Death Dreams, the Canadian indie-rock duo’s second album, is—fittingly—consumed by darkness. Their noisy, gleeful, lo-fi debut, 2010’s Meet Me at the Muster Station, was a sleeper smash in their home country, shortlisted for a Polaris Prize and cemented by rave reviews from the Pitchfork crowd. But on their first major tour, Saulnier found himself haunted by his own mortality, plagued by, yes, literal “death dreams.” There’s a midnight-black cloud hanging over PS I Love You’s thrilling sophomore LP, and it extends beyond the often debilitating lyrics. First and foremost, the guitars are nastier, gnarlier, heavier—drilling into your temple with mesmerizing drone one second, consoling with wondrous waves of wah-wah the next. And where Meet Me at the Muster Station offered the occasional flirtation with pop, Death Dreams is miles from melodic, Saulnier’s choked, octave-cracking yelp threatening to implode amidst the pulverizing thunder.

At its breathtaking peaks, Death Dreams is the Indie-Rock Record of the Year, doing for 2012 what Cymbals Eat Guitars did for 2011 with their mind-blowing (and equally dark) Lenses Alien. “Sentimental Dishes” is power-pop drowning in paint-peeling guitar static—the album’s lone venture into catchiness, punctuated by a blistering, finger-tapped guitar solo that threatens to explode your speakers. On “Don’t Go,” random “Great Gig in the Sky”-styled backing vocals waft over miles and miles of gorgeous reverb guitar chime, Saulnier whining himself hoarse like Robert Smith in an insane asylum.

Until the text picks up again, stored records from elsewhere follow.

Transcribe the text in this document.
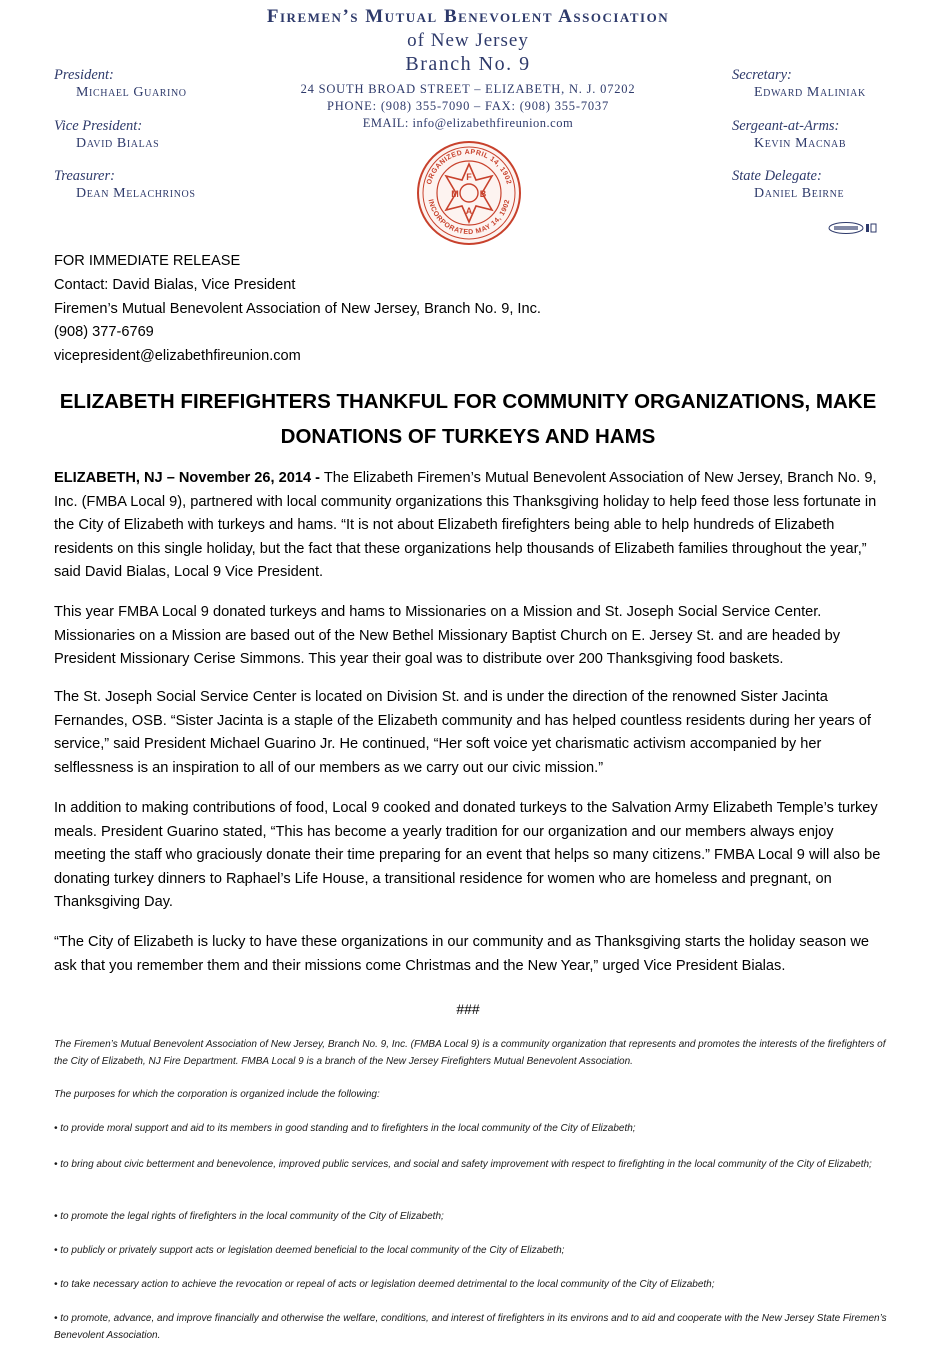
Firemen’s Mutual Benevolent Association
of New Jersey
Branch No. 9
24 SOUTH BROAD STREET – ELIZABETH, N. J. 07202
PHONE: (908) 355-7090 – FAX: (908) 355-7037
EMAIL: info@elizabethfireunion.com
President:
Michael Guarino
Vice President:
David Bialas
Treasurer:
Dean Melachrinos
Secretary:
Edward Maliniak
Sergeant-at-Arms:
Kevin Macnab
State Delegate:
Daniel Beirne
ORGANIZED APRIL 14, 1902
INCORPORATED MAY 14, 1902
F
M B
A
FOR IMMEDIATE RELEASE
Contact: David Bialas, Vice President
Firemen’s Mutual Benevolent Association of New Jersey, Branch No. 9, Inc.
(908) 377-6769
vicepresident@elizabethfireunion.com
ELIZABETH FIREFIGHTERS THANKFUL FOR COMMUNITY ORGANIZATIONS, MAKE DONATIONS OF TURKEYS AND HAMS

ELIZABETH, NJ – November 26, 2014 - The Elizabeth Firemen’s Mutual Benevolent Association of New Jersey, Branch No. 9, Inc. (FMBA Local 9), partnered with local community organizations this Thanksgiving holiday to help feed those less fortunate in the City of Elizabeth with turkeys and hams. “It is not about Elizabeth firefighters being able to help hundreds of Elizabeth residents on this single holiday, but the fact that these organizations help thousands of Elizabeth families throughout the year,” said David Bialas, Local 9 Vice President.

This year FMBA Local 9 donated turkeys and hams to Missionaries on a Mission and St. Joseph Social Service Center. Missionaries on a Mission are based out of the New Bethel Missionary Baptist Church on E. Jersey St. and are headed by President Missionary Cerise Simmons. This year their goal was to distribute over 200 Thanksgiving food baskets.

The St. Joseph Social Service Center is located on Division St. and is under the direction of the renowned Sister Jacinta Fernandes, OSB. “Sister Jacinta is a staple of the Elizabeth community and has helped countless residents during her years of service,” said President Michael Guarino Jr. He continued, “Her soft voice yet charismatic activism accompanied by her selflessness is an inspiration to all of our members as we carry out our civic mission.”

In addition to making contributions of food, Local 9 cooked and donated turkeys to the Salvation Army Elizabeth Temple’s turkey meals. President Guarino stated, “This has become a yearly tradition for our organization and our members always enjoy meeting the staff who graciously donate their time preparing for an event that helps so many citizens.” FMBA Local 9 will also be donating turkey dinners to Raphael’s Life House, a transitional residence for women who are homeless and pregnant, on Thanksgiving Day.

“The City of Elizabeth is lucky to have these organizations in our community and as Thanksgiving starts the holiday season we ask that you remember them and their missions come Christmas and the New Year,” urged Vice President Bialas.

###

The Firemen’s Mutual Benevolent Association of New Jersey, Branch No. 9, Inc. (FMBA Local 9) is a community organization that represents and promotes the interests of the firefighters of the City of Elizabeth, NJ Fire Department. FMBA Local 9 is a branch of the New Jersey Firefighters Mutual Benevolent Association.

The purposes for which the corporation is organized include the following:

• to provide moral support and aid to its members in good standing and to firefighters in the local community of the City of Elizabeth;

• to bring about civic betterment and benevolence, improved public services, and social and safety improvement with respect to firefighting in the local community of the City of Elizabeth;

• to promote the legal rights of firefighters in the local community of the City of Elizabeth;

• to publicly or privately support acts or legislation deemed beneficial to the local community of the City of Elizabeth;

• to take necessary action to achieve the revocation or repeal of acts or legislation deemed detrimental to the local community of the City of Elizabeth;

• to promote, advance, and improve financially and otherwise the welfare, conditions, and interest of firefighters in its environs and to aid and cooperate with the New Jersey State Firemen’s Benevolent Association.
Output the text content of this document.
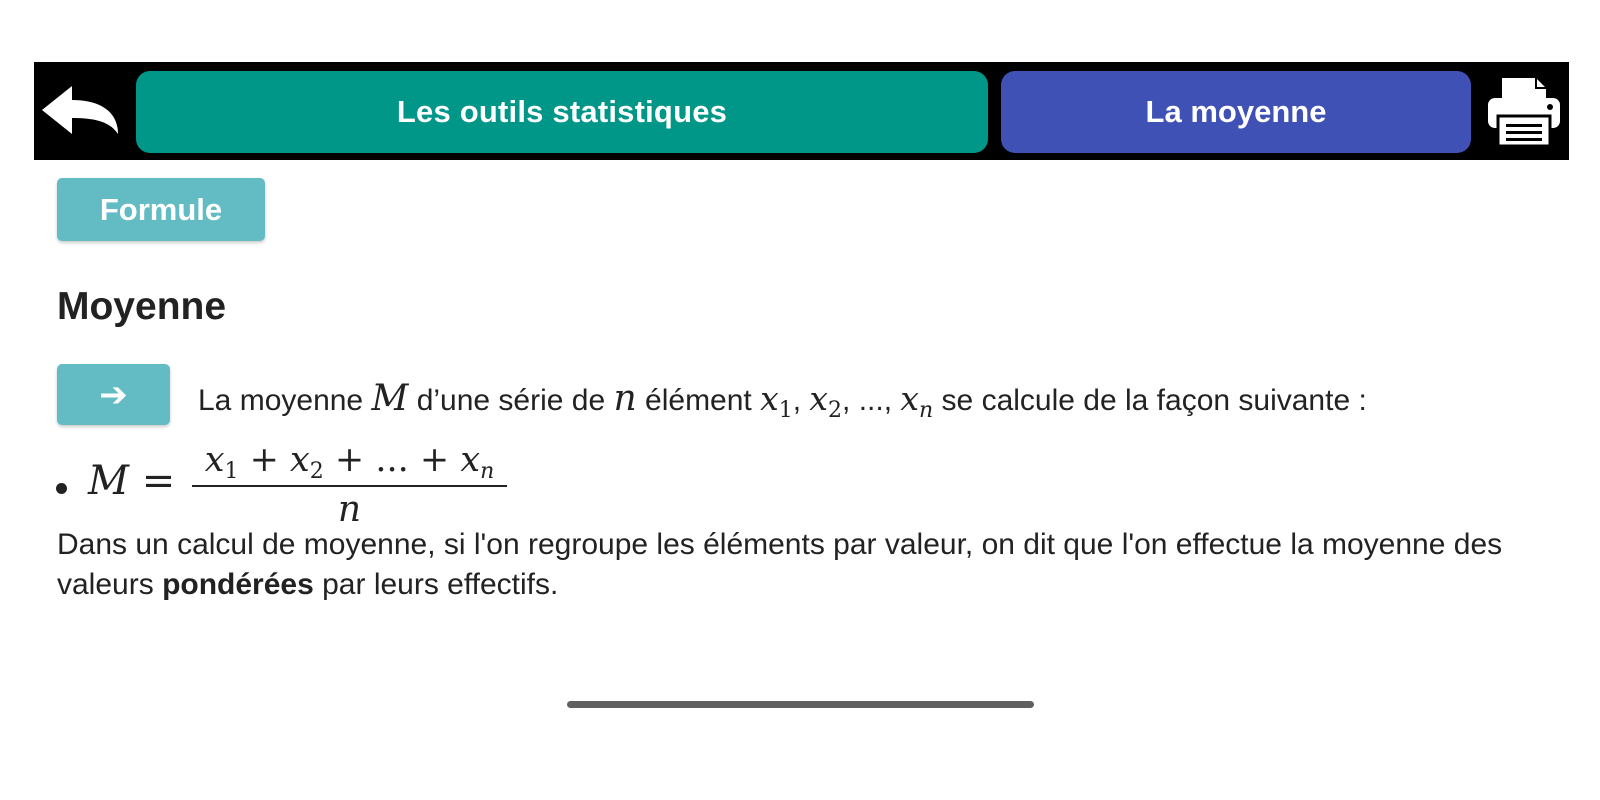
Les outils statistiques	La moyenne
Formule
Moyenne
➔ La moyenne M d’une série de n élément $x_1$, $x_2$, ..., $x_n$ se calcule de la façon suivante :
$M = x_1 + x_2$ + ... + $x_n$
n

Dans un calcul de moyenne, si l'on regroupe les éléments par valeur, on dit que l'on effectue la moyenne des valeurs pondérées par leurs effectifs.
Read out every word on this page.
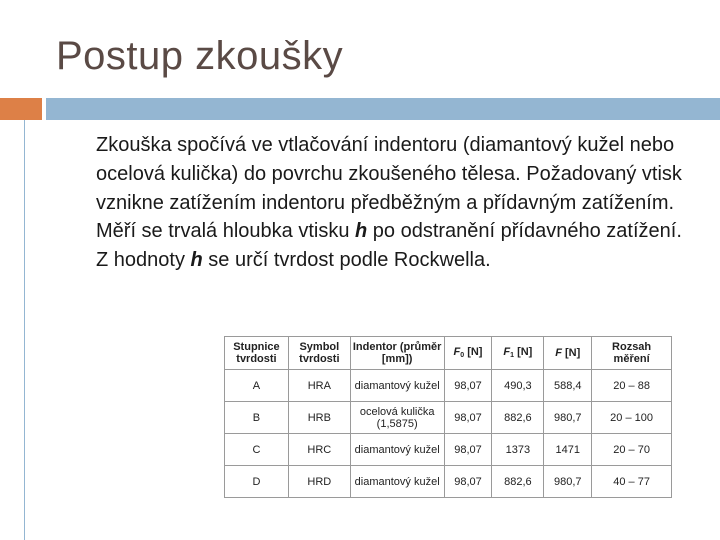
Postup zkoušky

Zkouška spočívá ve vtlačování indentoru (diamantový kužel nebo ocelová kulička) do povrchu zkoušeného tělesa. Požadovaný vtisk vznikne zatížením indentoru předběžným a přídavným zatížením. Měří se trvalá hloubka vtisku h po odstranění přídavného zatížení. Z hodnoty h se určí tvrdost podle Rockwella.

Stupnice tvrdosti	Symbol tvrdosti	Indentor (průměr [mm])	$F_0$ [N]	$F_1$ [N]	F [N]	Rozsah měření
A	HRA	diamantový kužel	98,07	490,3	588,4	20 – 88
B	HRB	ocelová kulička (1,5875)	98,07	882,6	980,7	20 – 100
C	HRC	diamantový kužel	98,07	1373	1471	20 – 70
D	HRD	diamantový kužel	98,07	882,6	980,7	40 – 77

For all the ugliness, all the bitterness, all the fear and regret, Death Dreams can be devastatingly beautiful—most often when Saulnier shuts the hell up and leaves space for his guitar. There’s a reason the folks at Spin recently slapped his name on their “100 Greatest Guitarists” list: His amazing counterpoint wah-wah solo toward the end of “Red Quarter” would be the year’s finest guitar moment thus far if he hadn’t topped himself with a flat-out amazing burst of bluesy psychedelia on album standout “First Contact.” Then there’s the opening title track, an artful squall of white noise, cymbal splash and possessed guitar leads—all inspired by a melody (played by a “death march band”) Saulnier heard in a nightmare.

Quibbles can be made: While Saulnier is a captivating vocalist, the whole “voice cracking at the end of every single vocal phrase” thing gets old quickly, distracting from some otherwise engaging (if overly simple) melodies. And a few tracks (the shapeless “Toronto,” the skippable “Death Dreams II”) get by more on noise than song—a damn shame when the players are this strong. But it’s tough to complain when the rest is this arresting.

“Do you remember first contact? / 2010?,” Saulnier sings on “First Contact,” seemingly referencing his own band. Though there may be a few who can’t remember their first contact with PS I Love You, nobody who makes contact this time will likely forget.